The async methods on the other hand support pushing data to the child's stdin anytime during execution. I can see some use of this for fork
and possibly spawn
, but not so much for exec
and execSync
, which in my eyes are more geared towards being used for simple one-shot commands, which don't involve a stdin pipe.
We could solve it by adding the input
options to exec
, execFile
and possibly spawn
and close stdin once the data has been pushed through. It'd be semver-major.
I wonder if this issue could be solved on the spawned child's end. Take this simple example:
process.stdin.on('end', () => console.log('end'));
process.stdin.resume();
This will not log 'end'
when ran with node script.js
, but will with printf '' | node script.js
. Timeout-based approaches were suggested, but I wonder if there are ways to detect if there's nothing on stdin
that don't involve the unreliable isTTY
property.
I don't understand what problem you're trying to solve. Just call .end() when you have nothing left to send to the child.

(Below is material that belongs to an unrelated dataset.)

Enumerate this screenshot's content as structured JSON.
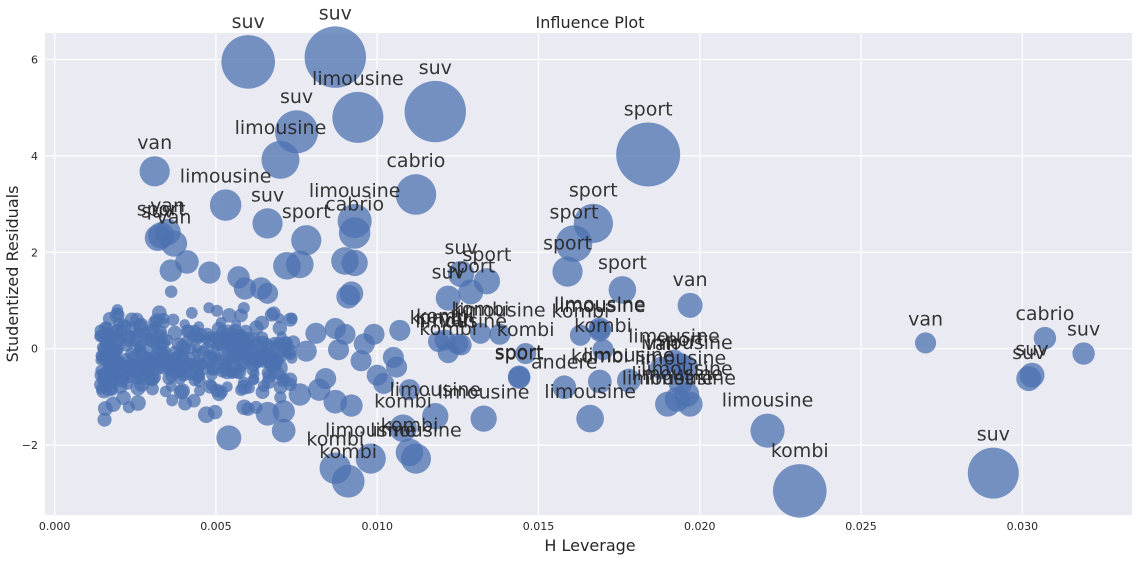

Just call .end() when you have nothing left to send
That's what I want to avoid. There's a lot code out there that does not call .end()
and I think the expected behaviour would be that the async spawning methods automatically close stdin, just like sync variants already do.
process.stdin.on('end', () => console.log('end')); process.stdin.resume();This will not log
'end'
when ran withnode script.js
, but will withprintf '' | node script.js
.
I feel the current behavior is the intended one. What I mean is that, currently it is possible to make a functional replica of the cat(1) command (without arguments):
process.stdin.on('data', buf => process.stdout.write(buf));
If this behavior is "fixed", and an end event is automatically emitted when the command is directly called w/o shell pipes, I wouldn't see a way of writing this.
Your other example child.js (#2339 (comment)) is almost an exact replica of the sponge(1) command feature-wise, and the same question may be asked of that as well.
Is this close-able? Or should it stay open?
I don't think there is consensus that this is a bug that needs fixing. I'll close it out.